Stagni's bill sets out minimum requirements, but the forthcoming regulations are expected to go into more granularity, spelling out, for instance, how many bathrooms are needed at an evacuation site.

Those regulations will be based on recommendations from the Nursing Home Emergency Preparedness Review Committee, which will grow from 17 to 24 members under Stagni’s legislation. Nine of those seats will be reserved for nursing-home industry officials. Most of the other members will come from across state government.

So far, the state’s policy response to the crisis in Independence has won high marks from advocates for Louisiana’s senior citizens.

“Do I think the state has done what it needs to do in order to be prepared? I do,” said Denise Bottcher, Louisiana state director for AARP.

But Bottcher, who served as then-Gov.

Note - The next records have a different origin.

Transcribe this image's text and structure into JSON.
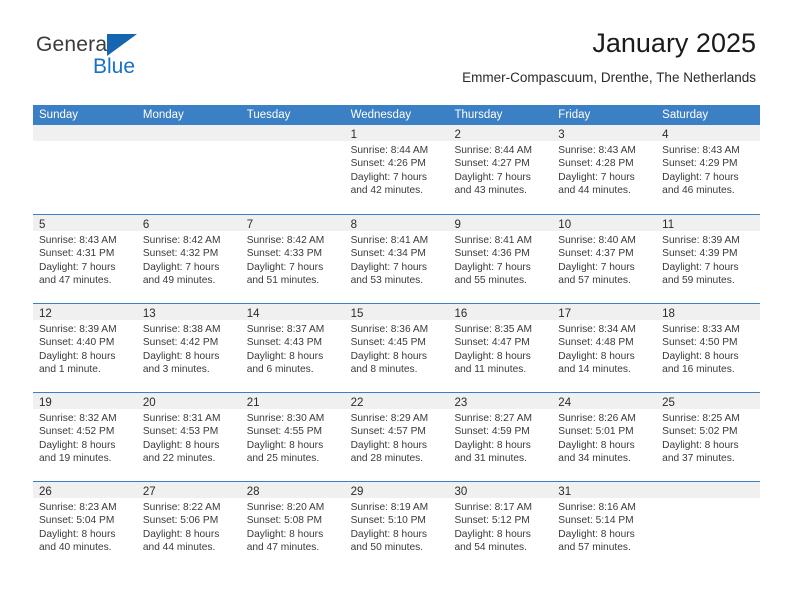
{
  "brand": {
    "name_top": "General",
    "name_bottom": "Blue",
    "color_text": "#3b3b3b",
    "color_blue": "#1871c4"
  },
  "header": {
    "title": "January 2025",
    "subtitle": "Emmer-Compascuum, Drenthe, The Netherlands"
  },
  "theme": {
    "header_blue": "#3b7fc4",
    "band_gray": "#f0f0f0"
  },
  "weekdays": [
    "Sunday",
    "Monday",
    "Tuesday",
    "Wednesday",
    "Thursday",
    "Friday",
    "Saturday"
  ],
  "labels": {
    "sunrise": "Sunrise:",
    "sunset": "Sunset:",
    "daylight": "Daylight:"
  },
  "weeks": [
    [
      {
        "day": "",
        "sunrise": "",
        "sunset": "",
        "daylight1": "",
        "daylight2": ""
      },
      {
        "day": "",
        "sunrise": "",
        "sunset": "",
        "daylight1": "",
        "daylight2": ""
      },
      {
        "day": "",
        "sunrise": "",
        "sunset": "",
        "daylight1": "",
        "daylight2": ""
      },
      {
        "day": "1",
        "sunrise": "Sunrise: 8:44 AM",
        "sunset": "Sunset: 4:26 PM",
        "daylight1": "Daylight: 7 hours",
        "daylight2": "and 42 minutes."
      },
      {
        "day": "2",
        "sunrise": "Sunrise: 8:44 AM",
        "sunset": "Sunset: 4:27 PM",
        "daylight1": "Daylight: 7 hours",
        "daylight2": "and 43 minutes."
      },
      {
        "day": "3",
        "sunrise": "Sunrise: 8:43 AM",
        "sunset": "Sunset: 4:28 PM",
        "daylight1": "Daylight: 7 hours",
        "daylight2": "and 44 minutes."
      },
      {
        "day": "4",
        "sunrise": "Sunrise: 8:43 AM",
        "sunset": "Sunset: 4:29 PM",
        "daylight1": "Daylight: 7 hours",
        "daylight2": "and 46 minutes."
      }
    ],
    [
      {
        "day": "5",
        "sunrise": "Sunrise: 8:43 AM",
        "sunset": "Sunset: 4:31 PM",
        "daylight1": "Daylight: 7 hours",
        "daylight2": "and 47 minutes."
      },
      {
        "day": "6",
        "sunrise": "Sunrise: 8:42 AM",
        "sunset": "Sunset: 4:32 PM",
        "daylight1": "Daylight: 7 hours",
        "daylight2": "and 49 minutes."
      },
      {
        "day": "7",
        "sunrise": "Sunrise: 8:42 AM",
        "sunset": "Sunset: 4:33 PM",
        "daylight1": "Daylight: 7 hours",
        "daylight2": "and 51 minutes."
      },
      {
        "day": "8",
        "sunrise": "Sunrise: 8:41 AM",
        "sunset": "Sunset: 4:34 PM",
        "daylight1": "Daylight: 7 hours",
        "daylight2": "and 53 minutes."
      },
      {
        "day": "9",
        "sunrise": "Sunrise: 8:41 AM",
        "sunset": "Sunset: 4:36 PM",
        "daylight1": "Daylight: 7 hours",
        "daylight2": "and 55 minutes."
      },
      {
        "day": "10",
        "sunrise": "Sunrise: 8:40 AM",
        "sunset": "Sunset: 4:37 PM",
        "daylight1": "Daylight: 7 hours",
        "daylight2": "and 57 minutes."
      },
      {
        "day": "11",
        "sunrise": "Sunrise: 8:39 AM",
        "sunset": "Sunset: 4:39 PM",
        "daylight1": "Daylight: 7 hours",
        "daylight2": "and 59 minutes."
      }
    ],
    [
      {
        "day": "12",
        "sunrise": "Sunrise: 8:39 AM",
        "sunset": "Sunset: 4:40 PM",
        "daylight1": "Daylight: 8 hours",
        "daylight2": "and 1 minute."
      },
      {
        "day": "13",
        "sunrise": "Sunrise: 8:38 AM",
        "sunset": "Sunset: 4:42 PM",
        "daylight1": "Daylight: 8 hours",
        "daylight2": "and 3 minutes."
      },
      {
        "day": "14",
        "sunrise": "Sunrise: 8:37 AM",
        "sunset": "Sunset: 4:43 PM",
        "daylight1": "Daylight: 8 hours",
        "daylight2": "and 6 minutes."
      },
      {
        "day": "15",
        "sunrise": "Sunrise: 8:36 AM",
        "sunset": "Sunset: 4:45 PM",
        "daylight1": "Daylight: 8 hours",
        "daylight2": "and 8 minutes."
      },
      {
        "day": "16",
        "sunrise": "Sunrise: 8:35 AM",
        "sunset": "Sunset: 4:47 PM",
        "daylight1": "Daylight: 8 hours",
        "daylight2": "and 11 minutes."
      },
      {
        "day": "17",
        "sunrise": "Sunrise: 8:34 AM",
        "sunset": "Sunset: 4:48 PM",
        "daylight1": "Daylight: 8 hours",
        "daylight2": "and 14 minutes."
      },
      {
        "day": "18",
        "sunrise": "Sunrise: 8:33 AM",
        "sunset": "Sunset: 4:50 PM",
        "daylight1": "Daylight: 8 hours",
        "daylight2": "and 16 minutes."
      }
    ],
    [
      {
        "day": "19",
        "sunrise": "Sunrise: 8:32 AM",
        "sunset": "Sunset: 4:52 PM",
        "daylight1": "Daylight: 8 hours",
        "daylight2": "and 19 minutes."
      },
      {
        "day": "20",
        "sunrise": "Sunrise: 8:31 AM",
        "sunset": "Sunset: 4:53 PM",
        "daylight1": "Daylight: 8 hours",
        "daylight2": "and 22 minutes."
      },
      {
        "day": "21",
        "sunrise": "Sunrise: 8:30 AM",
        "sunset": "Sunset: 4:55 PM",
        "daylight1": "Daylight: 8 hours",
        "daylight2": "and 25 minutes."
      },
      {
        "day": "22",
        "sunrise": "Sunrise: 8:29 AM",
        "sunset": "Sunset: 4:57 PM",
        "daylight1": "Daylight: 8 hours",
        "daylight2": "and 28 minutes."
      },
      {
        "day": "23",
        "sunrise": "Sunrise: 8:27 AM",
        "sunset": "Sunset: 4:59 PM",
        "daylight1": "Daylight: 8 hours",
        "daylight2": "and 31 minutes."
      },
      {
        "day": "24",
        "sunrise": "Sunrise: 8:26 AM",
        "sunset": "Sunset: 5:01 PM",
        "daylight1": "Daylight: 8 hours",
        "daylight2": "and 34 minutes."
      },
      {
        "day": "25",
        "sunrise": "Sunrise: 8:25 AM",
        "sunset": "Sunset: 5:02 PM",
        "daylight1": "Daylight: 8 hours",
        "daylight2": "and 37 minutes."
      }
    ],
    [
      {
        "day": "26",
        "sunrise": "Sunrise: 8:23 AM",
        "sunset": "Sunset: 5:04 PM",
        "daylight1": "Daylight: 8 hours",
        "daylight2": "and 40 minutes."
      },
      {
        "day": "27",
        "sunrise": "Sunrise: 8:22 AM",
        "sunset": "Sunset: 5:06 PM",
        "daylight1": "Daylight: 8 hours",
        "daylight2": "and 44 minutes."
      },
      {
        "day": "28",
        "sunrise": "Sunrise: 8:20 AM",
        "sunset": "Sunset: 5:08 PM",
        "daylight1": "Daylight: 8 hours",
        "daylight2": "and 47 minutes."
      },
      {
        "day": "29",
        "sunrise": "Sunrise: 8:19 AM",
        "sunset": "Sunset: 5:10 PM",
        "daylight1": "Daylight: 8 hours",
        "daylight2": "and 50 minutes."
      },
      {
        "day": "30",
        "sunrise": "Sunrise: 8:17 AM",
        "sunset": "Sunset: 5:12 PM",
        "daylight1": "Daylight: 8 hours",
        "daylight2": "and 54 minutes."
      },
      {
        "day": "31",
        "sunrise": "Sunrise: 8:16 AM",
        "sunset": "Sunset: 5:14 PM",
        "daylight1": "Daylight: 8 hours",
        "daylight2": "and 57 minutes."
      },
      {
        "day": "",
        "sunrise": "",
        "sunset": "",
        "daylight1": "",
        "daylight2": ""
      }
    ]
  ]
}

Kathleen Blanco’s chief spokesperson when Hurricane Katrina struck, said with the increasing severity of storms, it’s hard to predict what might go wrong.

Bottcher said it’s important to have “open and transparent conversations about what worked and what didn’t” following evacuations.

An earlier draft of HB933 required nursing homes to submit after-action reports following evacuations but would have kept those records secret. The final draft of the bill removed the obligation to submit those reports altogether.

Altogether, Bottcher said the reforms that have emerged since last year’s debacle have put Louisiana in a stronger position.

“When I talk to my counterparts in Florida and Texas, they don’t have all those stakeholders around the table,” Botcher said.

Under the new law, nursing homes in Louisiana’s 22 most hurricane-prone parishes will have to submit new emergency plans to the LDH by Sept.1. The department will have to either approve or reject those proposals by May 15, 2023.

Nursing homes in the 42 other parishes will go through the same process. They need plan approval by May 15, 2024.

In the years that follow, all Louisiana nursing homes will have to submit updates to their emergency plans by Nov. 1.

Bottcher said it’s important that as the reforms are phased in, and administrations are replaced, Louisiana officials don’t lose sight of why oversight is necessary.

As Phillips, the LDH secretary, put it back in May: “What happened last year at the Independence site cannot happen again.”